3 Ways to Reinforce Culture & Values in Your Training Curriculum

Are your employees representing your company’s core values?

Unfortunately, few companies take the time and effort to really answer this important question. After all, company values are meant for posters on the breakroom walls, right?

Wrong. Businesses that think company culture and core values don’t affect the bottom line are missing out on a vast opportunity for productivity and profitability. According to an article from the Association for Talent Development, internalized values relate directly to job commitment, decision making, job satisfaction, lower turnover, and positive work attitudes. Instilling values can be a powerful tool for business success.

Most companies, however, are falling a bit short in making their values “live” throughout the organization. Lorri Freifeld, writing for Training Magazine, discusses these harrowing findings from LRN Corporation’s HOW Report:

[…] companies are struggling to inspire employees to take more responsibility and ownership over living their values when faced with complex business decisions. More than one-third of employees hesitate to speak out in team meetings out of a sense of fear about how their managers may react. Fewer than half feel they have the license to question established methods and practices within their organization. Only one in four employees would apply peer pressure to influence a colleague who was not behaving in line with the company’s values.

So how do we instill these all-important values throughout the organization? It starts with a clear vision – and lots of long-term training. Here are three steps any organization can take to improve values training and cement a corporate culture.

#1: Branding Your Culture

You can’t instill values if you don’t know what they are. Your company culture must be based on a clear set of values that are easily communicated. One way to be sure your core values are clearly articulated is to brand your culture. HR veteran Libby Sartain recommends branding the entire employee experience.

“It gives an organization and management team a consistent voice, and authenticity about its relationship with employees,” she says. “If done well, it can be the most powerful tool a business can employ to create an emotional connection with workers that wins hearts and minds.”

Of course, “winning hearts and minds” always starts with a “What’s in it for me?” proposition. Employees must understand how core values will make their jobs – and lives – better and more fulfilling. Branding can help emphasize the day-to-day benefits of the company culture.

Sartain goes on to make another important point: Communication must be ongoing. One weekend retreat won’t make a corporate culture. Core values must be instilled throughout the employee experience. Which leads us to…
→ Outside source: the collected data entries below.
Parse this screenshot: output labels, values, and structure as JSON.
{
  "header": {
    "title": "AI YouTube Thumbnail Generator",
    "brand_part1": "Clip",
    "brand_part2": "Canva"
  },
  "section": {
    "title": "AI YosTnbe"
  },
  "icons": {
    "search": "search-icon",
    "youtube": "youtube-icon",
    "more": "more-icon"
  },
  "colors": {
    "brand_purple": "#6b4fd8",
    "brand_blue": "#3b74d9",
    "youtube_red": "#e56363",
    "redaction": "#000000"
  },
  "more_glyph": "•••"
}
#2: Bringing Values into EVERY Training Experience

Just because you’re not specifically training on values doesn’t mean you can’t specifically train on values. Employees may not be tying their roles to organizational values, but we can help them! Here are a few things to try:

  • Develop examples that relate to core values. Most training includes practical examples of the work being done in the real world. So how can you create scenarios that reinforce values? If one of your core values is “Integrity,” you might reinforce it during security protocol training by giving examples that illustrate how security relates to integrity. Or “going the extra mile” could be shown through customer service training or just by providing great examples of collaboration and teamwork throughout the organization.
  • Create value-based icebreakers. Swati Karve, writing for the Association for Talent Development, suggests an activity correlating colors to values. At a recent ttcInnovations retreat, our employee team worked in pairs after randomly drawing one of our four core values —innovation, quality, integrity, or responsiveness. The pairs were tasked with coming up with a new idea to implement in the workplace that would represent the value they had chosen. Together, our pairs generated four actionable, value-focused ideas that we could easily implement as a team.
  • Use values in debriefing. Most group-based activities demonstrate the importance of working together as strongly as they teach the subject at hand. Karve mentions that “in another game where participants were asked to build a wall out of Lego pieces, organizational values such as commitment, creativity, and integrity were discussed during debrief.”
  • Recognize values-based decisions as they occur. A ttcInnovations blog post articulates it quite well: “[I]magine […] your core values include “Leadership by example,” “Daring to be different,” and “Togetherness and enthusiasm.” Keep an eye out for employees reflecting those values and, most importantly, recognize them for it when you see it. By letting your team know that you’re aware of their commitment to your core values, you’re much more likely to see an increase in the engagement during your training.

The beauty of bringing values into every training experience is that you can teach them without being preachy or spouting platitudes. A good facilitator will lead participants to find the values for themselves.

#3: Training the REAL Trainers

Let’s face it: The real trainers of company culture and values are your front-line managers. Ultimately, workers will take their cues from their managers – for better or for worse. You can make it “for better” by enlisting and training your managers. As Freifeld says:

Design a culture initiative that empowers managers to act as culture exemplars and ethics envoys to their teams. This will promote a stronger ethical culture and breed greater trust amongst their teams. Research shows that a manager’s consistency in word and deed sets the tone. When managers are not involved and do not serve on the front line as culture envoys, it can breed a tone of cynicism and skepticism among their employees.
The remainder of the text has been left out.